The young Mary is aware of — and uncomfortable with — her family’s privileged position among other Jews. They had money to buy food and favors; and her mother’s American citizenship and passport protected them to some extent from the ultimate fate of other Jews. Berg’s family was finally allowed to leave the ghetto in an exchange for German prisoners who had been interned in America. The Bergs arrived in New York in 1943. Concerned about endangering herself and others, she had written her diary in shorthand and had disguised names. Her book was first translated and published in 1945, shortly after her family’s arrival in the United States.
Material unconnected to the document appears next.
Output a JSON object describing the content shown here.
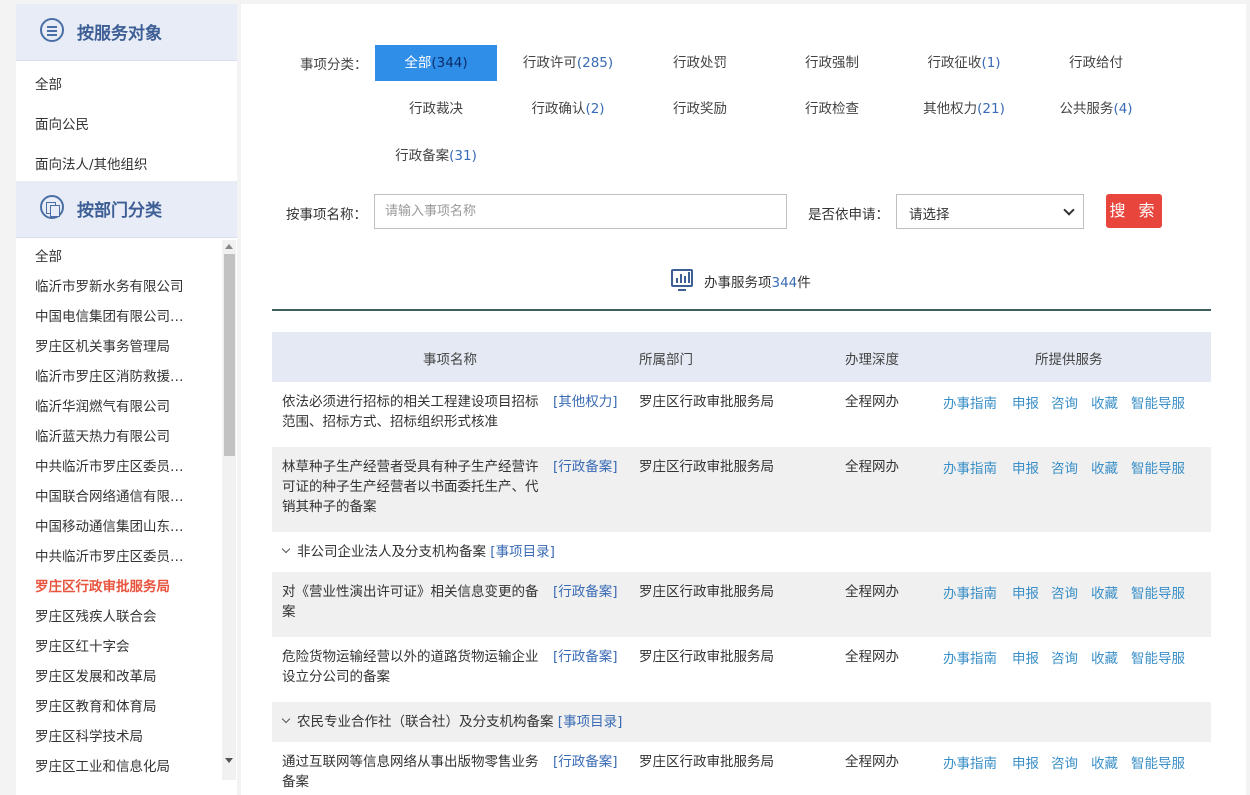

When the Nazis invaded Budapest in 1944, Gemma La Guardia Gluck, age 63, was sent to Mauthausen and then to Ravensbrück as a political hostage, because she was the sister of Fiorello La Guardia, mayor of New York City. In Fiorello’s Sister: Gemma La Guardia Gluck’s Story (ed. Rochelle G. Saidel, Syracuse University Press, $16.95), this courageous and energetic woman writes of her life before the Holocaust, her childhood in Arizona and New York, and her married life in Budapest with her Hungarian Jewish husband.

Gluck relates that in Ravensbruck, the infamous concentration camp for women, she taught underground classes in English, and organized an international table, gathering women from various countries who would otherwise not have come near each other. She chronicles surreptitious political meetings and the dissemination of underground information. She shares vivid details of the punishment block and the “rabbit block” where medical experiments were perpetrated on women. After liberation, reunited with her daughter Yolanda and her infant grandson, she is sent to a Gestapo prison in Berlin. Released without money, identity papers, or citizenship, she makes heroic efforts to find shelter and food for her family and to reach her brother in New York. He died shortly after her arrival in the United States and she lived out her life in a public housing apartment built under his administration. Her original memoir, My Story, was published in 1961. Her words echo now as they did then: “If I survived, I wanted people to know what happened there. So I stuck my nose all over. I saw everything and wrote it down.”

Rachel Josefowitz Siegel, a retired feminist psychotherapist, has co-edited three collections of essays by and about contemporary Jewish women.